Cost savings of approximately $30K per month: This figure represents the value of better-utilized developer resources.
Potential for 27x increase in rule creation: The case study suggests that rule creation could scale from 1,500 to 40,000 rules per month, translating to 1 billion Brazilian reals in added productivity. It’s worth noting this is described as “potential” rather than achieved results.
Orizon has outlined additional AI use cases they plan to pursue, which indicates ongoing investment in LLMOps capabilities:
Medical materials validation: Development of an LLM to check and validate materials approved for use in medical and hospital procedures, ensuring appropriate and cost-effective care.
Customer service enhancement: Using AI to read application logs and answer customer inquiries in real time, potentially reducing response times from 5-6 days to near-immediate.
While the case study presents compelling results, several factors warrant consideration. This is a Databricks-published customer story, so it naturally emphasizes positive outcomes. The 1 billion BRL productivity figure is described as potential rather than realized. Additionally, the long-term sustainability of the 63% automation rate and whether the system maintains accuracy over time as rules evolve is not addressed.

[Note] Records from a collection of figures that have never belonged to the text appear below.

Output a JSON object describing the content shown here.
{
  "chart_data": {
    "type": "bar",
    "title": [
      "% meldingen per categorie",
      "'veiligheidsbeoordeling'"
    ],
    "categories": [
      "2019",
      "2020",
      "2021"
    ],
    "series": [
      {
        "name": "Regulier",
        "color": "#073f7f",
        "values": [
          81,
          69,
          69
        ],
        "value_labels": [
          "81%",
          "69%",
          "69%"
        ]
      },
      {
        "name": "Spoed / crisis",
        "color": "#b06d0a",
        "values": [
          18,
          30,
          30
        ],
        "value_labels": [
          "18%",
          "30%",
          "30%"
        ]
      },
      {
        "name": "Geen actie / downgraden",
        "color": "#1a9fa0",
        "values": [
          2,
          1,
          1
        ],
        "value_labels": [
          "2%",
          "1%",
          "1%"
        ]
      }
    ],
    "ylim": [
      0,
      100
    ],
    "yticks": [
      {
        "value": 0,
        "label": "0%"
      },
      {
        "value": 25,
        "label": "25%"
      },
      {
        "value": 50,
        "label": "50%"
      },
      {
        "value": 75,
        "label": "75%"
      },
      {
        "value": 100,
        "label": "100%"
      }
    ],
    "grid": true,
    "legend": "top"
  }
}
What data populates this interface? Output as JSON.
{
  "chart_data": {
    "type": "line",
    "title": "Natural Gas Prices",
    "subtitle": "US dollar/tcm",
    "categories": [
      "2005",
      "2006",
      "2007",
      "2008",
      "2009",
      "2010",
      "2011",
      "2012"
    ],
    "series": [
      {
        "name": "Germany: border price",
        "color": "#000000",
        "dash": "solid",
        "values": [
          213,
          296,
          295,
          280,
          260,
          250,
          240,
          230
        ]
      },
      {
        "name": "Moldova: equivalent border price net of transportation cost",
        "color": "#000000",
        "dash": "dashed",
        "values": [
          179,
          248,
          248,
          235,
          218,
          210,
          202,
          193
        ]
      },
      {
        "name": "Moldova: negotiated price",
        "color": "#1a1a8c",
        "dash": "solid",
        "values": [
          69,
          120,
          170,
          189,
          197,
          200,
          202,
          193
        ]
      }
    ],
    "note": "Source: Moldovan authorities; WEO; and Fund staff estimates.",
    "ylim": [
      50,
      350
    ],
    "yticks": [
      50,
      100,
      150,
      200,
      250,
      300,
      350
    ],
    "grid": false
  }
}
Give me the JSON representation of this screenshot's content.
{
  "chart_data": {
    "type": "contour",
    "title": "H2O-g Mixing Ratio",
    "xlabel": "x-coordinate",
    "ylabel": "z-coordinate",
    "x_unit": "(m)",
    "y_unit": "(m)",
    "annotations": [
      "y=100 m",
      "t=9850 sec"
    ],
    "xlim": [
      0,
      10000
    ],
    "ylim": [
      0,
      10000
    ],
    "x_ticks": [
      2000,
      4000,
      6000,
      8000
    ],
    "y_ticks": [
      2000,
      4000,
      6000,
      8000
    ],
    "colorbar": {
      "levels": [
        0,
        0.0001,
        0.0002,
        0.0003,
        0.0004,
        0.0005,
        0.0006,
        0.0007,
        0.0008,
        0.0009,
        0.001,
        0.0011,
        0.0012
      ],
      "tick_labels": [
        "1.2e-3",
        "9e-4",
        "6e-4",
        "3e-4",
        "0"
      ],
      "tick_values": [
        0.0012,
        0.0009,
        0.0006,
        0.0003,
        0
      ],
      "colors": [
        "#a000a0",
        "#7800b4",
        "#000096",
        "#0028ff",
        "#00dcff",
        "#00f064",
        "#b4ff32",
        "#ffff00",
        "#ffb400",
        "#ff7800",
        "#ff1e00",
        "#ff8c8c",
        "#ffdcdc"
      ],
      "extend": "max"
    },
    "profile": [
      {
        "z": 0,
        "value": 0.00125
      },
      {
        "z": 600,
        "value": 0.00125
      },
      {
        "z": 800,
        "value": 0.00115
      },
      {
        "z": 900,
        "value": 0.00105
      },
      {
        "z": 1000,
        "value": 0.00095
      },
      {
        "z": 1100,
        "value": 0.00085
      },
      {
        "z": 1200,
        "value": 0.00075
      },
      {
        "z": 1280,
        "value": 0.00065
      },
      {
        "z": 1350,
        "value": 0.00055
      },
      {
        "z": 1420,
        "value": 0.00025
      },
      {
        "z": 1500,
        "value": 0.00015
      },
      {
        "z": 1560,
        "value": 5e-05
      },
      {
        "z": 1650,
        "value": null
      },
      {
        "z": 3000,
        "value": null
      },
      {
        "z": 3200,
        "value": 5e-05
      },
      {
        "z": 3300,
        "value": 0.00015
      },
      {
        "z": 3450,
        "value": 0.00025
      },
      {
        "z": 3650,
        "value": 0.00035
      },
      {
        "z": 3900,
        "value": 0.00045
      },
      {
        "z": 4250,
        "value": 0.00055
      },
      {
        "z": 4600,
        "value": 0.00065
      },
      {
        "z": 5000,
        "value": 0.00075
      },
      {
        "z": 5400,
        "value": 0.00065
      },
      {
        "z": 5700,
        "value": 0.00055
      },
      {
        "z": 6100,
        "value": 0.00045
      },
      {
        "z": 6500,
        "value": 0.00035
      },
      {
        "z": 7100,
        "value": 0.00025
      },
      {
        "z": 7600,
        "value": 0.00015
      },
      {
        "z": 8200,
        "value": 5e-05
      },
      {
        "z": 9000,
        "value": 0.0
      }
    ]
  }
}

The technical approach appears sound, with appropriate attention to MLOps practices (using MLflow for lifecycle management), security considerations (Unity Catalog for governance), and practical deployment patterns (Microsoft Teams integration for accessibility). The choice to fine-tune models rather than rely on general-purpose LLMs reflects an understanding that domain-specific accuracy is critical in a fraud detection context.
The case study demonstrates a pragmatic approach to LLMOps in a regulated industry, balancing the productivity benefits of automation with the security and compliance requirements inherent in healthcare applications.